Internally the action utilizes swift package show-dependencies and swift package update (either with or without the --dry-run option). Per default it runs as non-modifying, i.e. with --dry-run.

You can also pin to a specific release version in the format @2.x.x

  • Version 2.5.x is using Swift 5.9
  • Version 2.4.x is using Swift 5.8
  • Version 2.3.x is using Swift 5.7
  • Version 2.2.x is using Swift 5.6
  • Version 2.1.x is using Swift 5.5
  • Version 2.0.x is using Swift 5.5
  • Version 1.1.x is using Swift 5.3
  • Version 1.0.x is using Swift 5.2

The action will fail if swift package update (--dry-run) reports an error. This can occur if your package requires a Swift tools version different from the one used by this GitHub action.
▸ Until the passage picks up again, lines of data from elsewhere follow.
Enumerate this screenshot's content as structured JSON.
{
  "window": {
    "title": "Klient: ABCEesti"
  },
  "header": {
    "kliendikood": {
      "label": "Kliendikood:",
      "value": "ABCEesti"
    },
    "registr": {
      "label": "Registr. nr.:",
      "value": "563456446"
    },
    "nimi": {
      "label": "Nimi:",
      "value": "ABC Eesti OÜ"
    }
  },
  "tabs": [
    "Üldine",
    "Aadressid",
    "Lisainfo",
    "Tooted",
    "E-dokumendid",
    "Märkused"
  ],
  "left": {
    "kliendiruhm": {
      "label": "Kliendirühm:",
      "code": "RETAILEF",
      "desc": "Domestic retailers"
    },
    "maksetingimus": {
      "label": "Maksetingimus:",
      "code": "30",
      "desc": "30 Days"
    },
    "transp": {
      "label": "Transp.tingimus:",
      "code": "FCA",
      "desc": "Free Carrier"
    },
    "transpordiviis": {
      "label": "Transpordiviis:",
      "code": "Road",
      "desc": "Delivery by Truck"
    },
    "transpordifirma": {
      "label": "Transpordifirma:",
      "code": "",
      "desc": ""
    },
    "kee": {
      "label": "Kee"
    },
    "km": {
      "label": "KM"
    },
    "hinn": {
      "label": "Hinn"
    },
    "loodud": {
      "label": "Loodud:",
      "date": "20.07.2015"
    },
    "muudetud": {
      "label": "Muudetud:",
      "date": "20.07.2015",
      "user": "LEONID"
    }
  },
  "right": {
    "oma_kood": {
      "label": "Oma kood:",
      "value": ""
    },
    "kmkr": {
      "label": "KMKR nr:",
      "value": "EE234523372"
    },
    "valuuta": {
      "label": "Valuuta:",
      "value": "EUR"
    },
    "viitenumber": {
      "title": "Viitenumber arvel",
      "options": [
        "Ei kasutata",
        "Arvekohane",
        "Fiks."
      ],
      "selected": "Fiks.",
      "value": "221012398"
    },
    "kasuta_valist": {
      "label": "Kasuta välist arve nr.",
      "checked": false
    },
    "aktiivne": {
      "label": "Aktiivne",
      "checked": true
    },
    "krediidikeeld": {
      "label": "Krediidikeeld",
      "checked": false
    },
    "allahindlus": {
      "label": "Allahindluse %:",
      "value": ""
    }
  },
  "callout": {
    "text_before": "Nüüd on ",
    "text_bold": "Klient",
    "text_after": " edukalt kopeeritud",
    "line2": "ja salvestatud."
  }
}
For example, if your package needs swift-tools-version: 5.7 then you have to use MarcoEidinger/swift-package-dependencies-check@2.3.0 or higher.

The action will fail when using MarcoEidinger/swift-package-dependencies-check@2.2.0 because the action uses Swift 5.6.

Similar Packages

  • action-xcodeproj-spm-update is a GitHub Action which helps to resolve the Swift Package Manager dependencies within your Xcode project (as opposed to dependencies in Swift Packages).